Nobody can deny that connectivity has been central to the continuity of our lives during the coronavirus, but would you consider it ‘essential’? The Argentinian government has done just that, on Friday issuing a decree of necessity and urgency that pronounces internet, mobile, and pay-TV services as ‘essential’ and bans providers from raising their prices until the end of the year.
 
This policy is in fact a continuation of special measures that the Argentinian government took back in May, when it asked operators to fix their prices until August.
 
The telecoms sector is not the only industry to see such price fixes, with around 2,000 goods and services also subject to government freezes this year.

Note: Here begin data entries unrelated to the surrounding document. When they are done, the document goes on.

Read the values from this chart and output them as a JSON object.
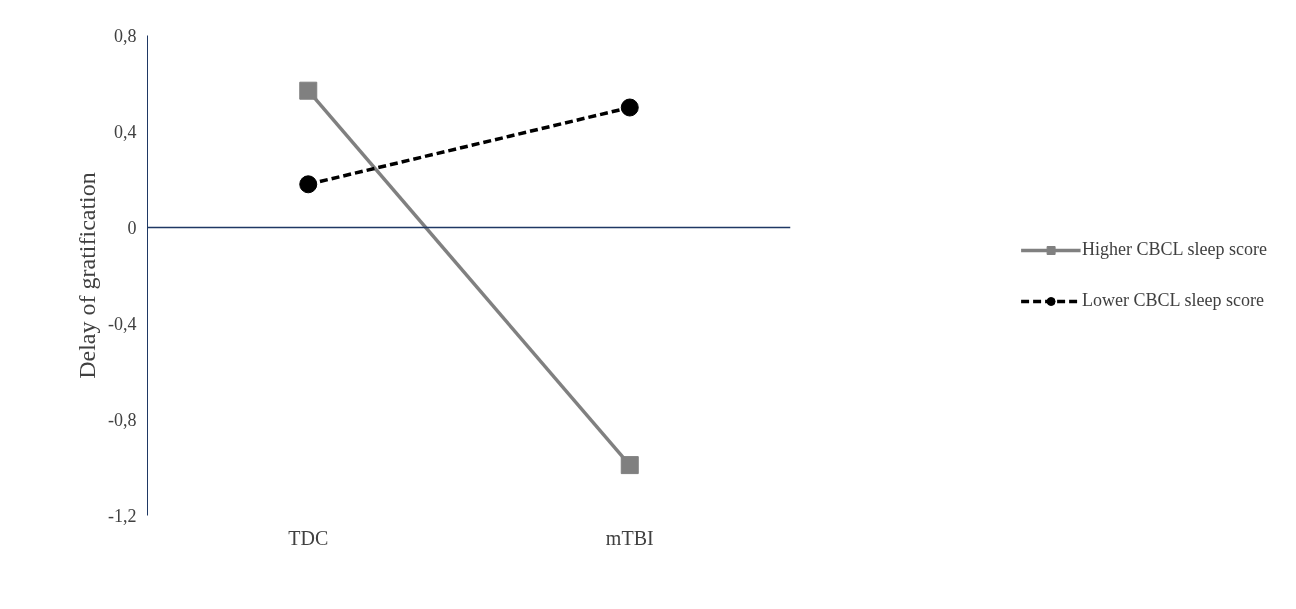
{
  "chart_data": {
    "type": "line",
    "ylabel": "Delay of gratification",
    "categories": [
      "TDC",
      "mTBI"
    ],
    "series": [
      {
        "name": "Higher CBCL sleep score",
        "color": "#808080",
        "values": [
          0.57,
          -0.99
        ],
        "marker": "square",
        "line_style": "solid"
      },
      {
        "name": "Lower CBCL sleep score",
        "color": "#000000",
        "values": [
          0.18,
          0.5
        ],
        "marker": "circle",
        "line_style": "dashed"
      }
    ],
    "ylim": [
      -1.2,
      0.8
    ],
    "yticks": [
      {
        "value": -1.2,
        "label": "-1,2"
      },
      {
        "value": -0.8,
        "label": "-0,8"
      },
      {
        "value": -0.4,
        "label": "-0,4"
      },
      0,
      {
        "value": 0.4,
        "label": "0,4"
      },
      {
        "value": 0.8,
        "label": "0,8"
      }
    ],
    "ref_lines": [
      {
        "axis": "y",
        "value": 0,
        "color": "#1f3864"
      }
    ],
    "grid": false,
    "legend": "right"
  }
}
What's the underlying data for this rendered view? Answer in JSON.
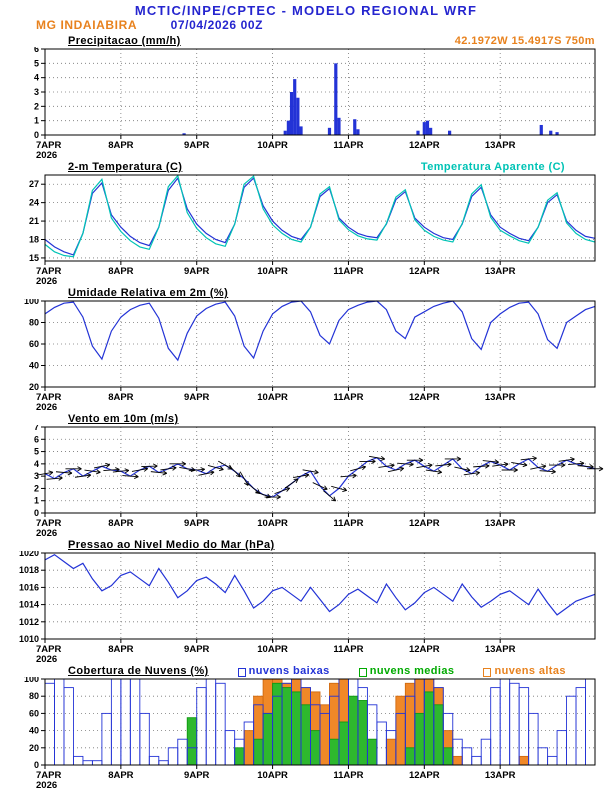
{
  "header": {
    "title": "MCTIC/INPE/CPTEC - MODELO REGIONAL WRF",
    "station": "MG INDAIABIRA",
    "run": "07/04/2026 00Z",
    "location": "42.1972W 15.4917S 750m"
  },
  "colors": {
    "header_blue": "#2525cf",
    "accent_orange": "#e8821e",
    "line_blue": "#2333d6",
    "cyan": "#00c3b5",
    "green": "#00aa00"
  },
  "time": {
    "hours_total": 174,
    "step_h": 3,
    "ticks": [
      {
        "h": 0,
        "label": "7APR",
        "sublabel": "2026"
      },
      {
        "h": 24,
        "label": "8APR"
      },
      {
        "h": 48,
        "label": "9APR"
      },
      {
        "h": 72,
        "label": "10APR"
      },
      {
        "h": 96,
        "label": "11APR"
      },
      {
        "h": 120,
        "label": "12APR"
      },
      {
        "h": 144,
        "label": "13APR"
      }
    ]
  },
  "chart_data": [
    {
      "id": "precip",
      "type": "bar",
      "title": "Precipitacao (mm/h)",
      "ylabel": "mm/h",
      "ylim": [
        0,
        6
      ],
      "yticks": [
        0,
        1,
        2,
        3,
        4,
        5,
        6
      ],
      "color": "#2333d6",
      "bars": [
        {
          "h": 44,
          "v": 0.12
        },
        {
          "h": 76,
          "v": 0.3
        },
        {
          "h": 77,
          "v": 1.0
        },
        {
          "h": 78,
          "v": 3.0
        },
        {
          "h": 79,
          "v": 3.9
        },
        {
          "h": 80,
          "v": 2.6
        },
        {
          "h": 81,
          "v": 0.6
        },
        {
          "h": 90,
          "v": 0.5
        },
        {
          "h": 92,
          "v": 5.0
        },
        {
          "h": 93,
          "v": 1.2
        },
        {
          "h": 98,
          "v": 1.1
        },
        {
          "h": 99,
          "v": 0.4
        },
        {
          "h": 118,
          "v": 0.3
        },
        {
          "h": 120,
          "v": 0.9
        },
        {
          "h": 121,
          "v": 1.0
        },
        {
          "h": 122,
          "v": 0.5
        },
        {
          "h": 128,
          "v": 0.3
        },
        {
          "h": 157,
          "v": 0.7
        },
        {
          "h": 160,
          "v": 0.3
        },
        {
          "h": 162,
          "v": 0.2
        }
      ]
    },
    {
      "id": "temperature",
      "type": "line",
      "title": "2-m Temperatura (C)",
      "right_label": "Temperatura Aparente (C)",
      "ylim": [
        14.5,
        28.5
      ],
      "yticks": [
        15,
        18,
        21,
        24,
        27
      ],
      "series": [
        {
          "name": "2-m Temperatura",
          "color": "#2333d6",
          "values": [
            18,
            16.8,
            16,
            15.5,
            19,
            25.5,
            27.2,
            22,
            20,
            18.5,
            17.5,
            17,
            20,
            26,
            28,
            23,
            20.5,
            19,
            18,
            17.5,
            20.5,
            26.5,
            28,
            23.5,
            21,
            19.5,
            18.5,
            18,
            20,
            25,
            26.3,
            21.5,
            20,
            19,
            18.5,
            18.3,
            20.5,
            24.5,
            25.8,
            21.5,
            20,
            19,
            18.3,
            18,
            20.5,
            25,
            26.5,
            22,
            20,
            19,
            18.2,
            17.8,
            20,
            24,
            25.3,
            21,
            19.5,
            18.5,
            18.2
          ]
        },
        {
          "name": "Temperatura Aparente",
          "color": "#00c3b5",
          "values": [
            17.2,
            16,
            15.4,
            15.2,
            19,
            26,
            27.8,
            21.5,
            19.3,
            17.8,
            16.8,
            16.4,
            20,
            26.6,
            28.4,
            22.4,
            19.8,
            18.3,
            17.3,
            16.9,
            20.5,
            27,
            28.3,
            23,
            20.4,
            19,
            18,
            17.6,
            20,
            25.4,
            26.6,
            21.2,
            19.6,
            18.6,
            18.1,
            17.9,
            20.6,
            24.9,
            26.1,
            21.2,
            19.5,
            18.5,
            17.9,
            17.6,
            20.6,
            25.4,
            26.9,
            21.6,
            19.5,
            18.6,
            17.8,
            17.4,
            20,
            24.4,
            25.6,
            20.7,
            19,
            18,
            17.6
          ]
        }
      ]
    },
    {
      "id": "humidity",
      "type": "line",
      "title": "Umidade Relativa em 2m (%)",
      "ylim": [
        20,
        100
      ],
      "yticks": [
        20,
        40,
        60,
        80,
        100
      ],
      "series": [
        {
          "name": "Umidade Relativa",
          "color": "#2333d6",
          "values": [
            88,
            94,
            98,
            99,
            85,
            58,
            46,
            72,
            85,
            92,
            96,
            98,
            84,
            56,
            45,
            70,
            86,
            93,
            97,
            99,
            86,
            58,
            47,
            72,
            88,
            95,
            99,
            100,
            90,
            68,
            60,
            82,
            92,
            96,
            99,
            100,
            92,
            72,
            65,
            85,
            90,
            95,
            98,
            100,
            90,
            65,
            55,
            80,
            88,
            94,
            98,
            99,
            88,
            64,
            56,
            80,
            86,
            92,
            95
          ]
        }
      ]
    },
    {
      "id": "wind",
      "type": "line-barbs",
      "title": "Vento em 10m (m/s)",
      "ylim": [
        0,
        7
      ],
      "yticks": [
        0,
        1,
        2,
        3,
        4,
        5,
        6,
        7
      ],
      "barb_dirs_deg": [
        10,
        5,
        -5,
        0,
        8,
        -8,
        12,
        4,
        6,
        -4,
        10,
        2,
        -6,
        8,
        0,
        -10,
        5,
        12,
        -15,
        -30,
        -45,
        -60,
        -40,
        -20,
        0,
        20,
        35,
        10,
        -10,
        -25,
        -40,
        -15,
        5,
        15,
        0,
        -10,
        8,
        12,
        -5,
        0,
        10,
        -8,
        6,
        0,
        -12,
        8,
        4,
        -6,
        8,
        0,
        -10,
        6,
        12,
        -4,
        0,
        8,
        5,
        -5,
        0
      ],
      "series": [
        {
          "name": "Vento",
          "color": "#2333d6",
          "values": [
            3.2,
            2.8,
            3.3,
            3.6,
            3,
            3.4,
            3.8,
            3.5,
            3.4,
            3,
            3.5,
            3.8,
            3.3,
            3.6,
            4,
            3.6,
            3.5,
            3.2,
            3.7,
            3.9,
            3.4,
            2.8,
            2,
            1.5,
            1.3,
            1.8,
            2.4,
            3,
            3.4,
            2.2,
            1.4,
            2,
            3,
            3.6,
            4.2,
            4.5,
            3.8,
            3.5,
            4,
            4.3,
            3.8,
            3.4,
            3.9,
            4.4,
            3.6,
            3.2,
            3.8,
            4.2,
            3.9,
            3.5,
            4,
            4.4,
            3.7,
            3.4,
            3.9,
            4.3,
            4,
            3.8,
            3.6
          ]
        }
      ]
    },
    {
      "id": "pressure",
      "type": "line",
      "title": "Pressao ao Nivel Medio do Mar (hPa)",
      "ylim": [
        1010,
        1020
      ],
      "yticks": [
        1010,
        1012,
        1014,
        1016,
        1018,
        1020
      ],
      "series": [
        {
          "name": "Pressao",
          "color": "#2333d6",
          "values": [
            1019.2,
            1019.8,
            1019,
            1018.2,
            1018.8,
            1017,
            1015.6,
            1016.2,
            1017.4,
            1017.8,
            1017,
            1016.2,
            1018.2,
            1016.6,
            1014.8,
            1015.6,
            1016.8,
            1017.2,
            1016.4,
            1015.4,
            1017.4,
            1015.6,
            1013.6,
            1014.4,
            1015.6,
            1016,
            1015.2,
            1014.4,
            1016,
            1014.6,
            1013.2,
            1014,
            1015.2,
            1015.8,
            1015,
            1014.2,
            1016.4,
            1014.8,
            1013.4,
            1014.2,
            1015.4,
            1016,
            1015.2,
            1014.4,
            1016.4,
            1014.9,
            1013.7,
            1014.4,
            1015.2,
            1015.6,
            1014.8,
            1014,
            1015.8,
            1014.2,
            1012.8,
            1013.6,
            1014.4,
            1014.8,
            1015.2
          ]
        }
      ]
    },
    {
      "id": "clouds",
      "type": "cloud",
      "title": "Cobertura de Nuvens (%)",
      "ylim": [
        0,
        100
      ],
      "yticks": [
        0,
        20,
        40,
        60,
        80,
        100
      ],
      "legend": [
        {
          "label": "nuvens baixas",
          "color": "#2333d6"
        },
        {
          "label": "nuvens medias",
          "color": "#00aa00"
        },
        {
          "label": "nuvens altas",
          "color": "#e8821e"
        }
      ],
      "series": [
        {
          "name": "nuvens-altas",
          "color": "#d06a10",
          "fill": "#f08828",
          "values": [
            0,
            0,
            0,
            0,
            0,
            0,
            0,
            0,
            0,
            0,
            0,
            0,
            0,
            0,
            0,
            0,
            0,
            0,
            0,
            0,
            0,
            40,
            80,
            100,
            100,
            95,
            100,
            90,
            85,
            70,
            95,
            100,
            60,
            30,
            20,
            0,
            30,
            80,
            95,
            100,
            100,
            90,
            40,
            10,
            0,
            0,
            0,
            0,
            0,
            0,
            10,
            0,
            0,
            0,
            0,
            0,
            0,
            0
          ]
        },
        {
          "name": "nuvens-medias",
          "color": "#0f9910",
          "fill": "#2eb82e",
          "values": [
            0,
            0,
            0,
            0,
            0,
            0,
            0,
            0,
            0,
            0,
            0,
            0,
            0,
            0,
            0,
            55,
            0,
            0,
            0,
            0,
            20,
            0,
            30,
            60,
            95,
            90,
            85,
            70,
            40,
            0,
            30,
            50,
            80,
            75,
            30,
            0,
            0,
            0,
            20,
            60,
            85,
            70,
            20,
            0,
            0,
            0,
            0,
            0,
            0,
            0,
            0,
            0,
            0,
            0,
            0,
            0,
            0,
            0
          ]
        },
        {
          "name": "nuvens-baixas",
          "color": "#2333d6",
          "fill": "none",
          "values": [
            95,
            100,
            90,
            10,
            5,
            5,
            60,
            100,
            100,
            100,
            60,
            10,
            5,
            20,
            30,
            20,
            90,
            100,
            95,
            40,
            30,
            50,
            70,
            60,
            80,
            95,
            100,
            90,
            70,
            60,
            80,
            100,
            100,
            90,
            70,
            50,
            40,
            60,
            80,
            100,
            100,
            90,
            60,
            30,
            20,
            10,
            30,
            90,
            100,
            95,
            90,
            60,
            20,
            10,
            40,
            80,
            90,
            100
          ]
        }
      ]
    }
  ]
}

These moves come as the Argentinian economy continues to struggle with debt and inflation – even before the coronavirus pandemic hit struck at the start of 2020, the country was operating at a 53.8% inflation rate, with national debt topping $300 billion.
 
While the service price freezes will likely come as a relief to customers, protecting them from planned price hikes, the telcos are far less enthused and are today calling for the decree to be reconsidered.
 
"Such untimely and inconsistent rule change produces a profound negative impact for all the actors in the ICT sector, investors, its hundreds of thousands of employees throughout the country, in its value chain and throughout the digital community, transferring uncertainty to the customers about the quality of the provision of the services they receive in the future,” said a joint statement signed by companies including Telefonica, Huawei, and the GSMA.
 
The statement further argued that such measures would stifle competition and innovation by removing incentives, as well as working to hamstring the operators’ attempts to bring connectivity to the country. They hope that the decree will be repealed, with an alternative strategy developed in direct collaboration with the industry itself.
 
“We request that the decree be reconsidered and a frank dialogue re-established in which all parties find the way to connect Argentines and continue to develop an industry with high added value, generating legitimate jobs, and with enormous potential for the country and its people,” the statement closed.